State and local governments experiencing times of fiscal surplus and strong credit ratings should be careful not to ignore certain bond structures that came around to bite issuers during the global financial crisis a decade ago.
That’s according to Dave Sanchez, director of the Securities and Exchange Commission’s Office of Municipal Securities, speaking at the Government Finance Officers Association’s 4th annual Minimuni conference. Sanchez returned to lead the office this year after serving as an attorney fellow from 2010 to 2013, and noted the stark contrast in the financial conditions of state and local governments from then to now.
“One of the downsides of having a period of relative calm and strong credit for governmental issuers is that people forget about problematic structures that caused so much heartache in the last financial crisis,” Sanchez said. “Issuers and their advisors are perhaps not as skeptical about potentially problematic structures now as they were when the last financial crisis was more of a clear memory,” he added. “They let their guard down.”
“Although state governments have in many cases worked to curtail or limit structures like capital appreciation bonds that often have long term financial costs that far outweigh the benefits of immediate capital,” Sanchez said. “When you work with a debt team, they can generally always find a debt solution, even if that solution is not the best from an overall financial perspective of the issuer.”
Capital appreciation bonds pay a compounded interest rate and principal upon maturity instead of through regular payments over time. They allow issuers to defer debt-service payments in the short-term and avoid near-term property tax rate increases.
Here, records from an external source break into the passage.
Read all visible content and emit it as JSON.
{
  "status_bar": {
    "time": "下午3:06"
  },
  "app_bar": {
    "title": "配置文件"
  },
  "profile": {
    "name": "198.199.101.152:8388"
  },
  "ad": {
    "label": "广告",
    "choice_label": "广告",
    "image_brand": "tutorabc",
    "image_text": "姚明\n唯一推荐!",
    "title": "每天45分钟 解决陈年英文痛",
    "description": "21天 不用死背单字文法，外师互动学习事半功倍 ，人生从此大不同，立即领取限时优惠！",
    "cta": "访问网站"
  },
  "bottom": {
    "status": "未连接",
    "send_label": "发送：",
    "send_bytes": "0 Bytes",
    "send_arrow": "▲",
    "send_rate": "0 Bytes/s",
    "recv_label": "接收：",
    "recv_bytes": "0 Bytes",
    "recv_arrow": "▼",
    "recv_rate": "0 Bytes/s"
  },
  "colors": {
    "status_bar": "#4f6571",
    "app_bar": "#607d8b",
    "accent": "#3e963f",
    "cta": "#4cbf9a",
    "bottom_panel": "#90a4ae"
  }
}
CABs became notorious a decade ago when Poway Unified School District in San Diego County sold $105 million in CABs and it became clear that they would eventually require $1 billion in debt service at their 40-year maturity.
He also singled out structures such as auction rate bonds and gift agreements from the last financial crisis, which seemed like good ideas in times of prosperity.
“There was not sufficient attention paid to how things might look and operate if the rosy outlook in which these structures perform well does not come to pass,” Sanchez said. “As an example, right now, a lot of communities are struggling with affordable housing issues and we see some new structures being used or proposed that might just be too good to be true in solving these affordable housing problems,” he added. “It’s always tempting to try to solve a pressing policy issue like affordable housing, especially with a seemingly ready made solution. But again, just reminding you to all maintain your economic discipline and a healthy skepticism.”
He urged listeners to follow GFOA’s best practices, which he noted he’s noticed many issuers do not follow, and urged issuers to go through every possible scenario with your financial team so that the Commission doesn’t have to step in.
“It is always better for you to shut these deals down before they get off the ground in the first place rather than waiting for regulatory attention,” Sanchez said. “One way to do this is to remind your financial team of their responsibility to provide you with a full and objective assessment of the structure they’re proposing, not a sales pitch,” he added. “Make sure that the potential downsides and not just the potential upsides are fully and fairly disclosed to you.”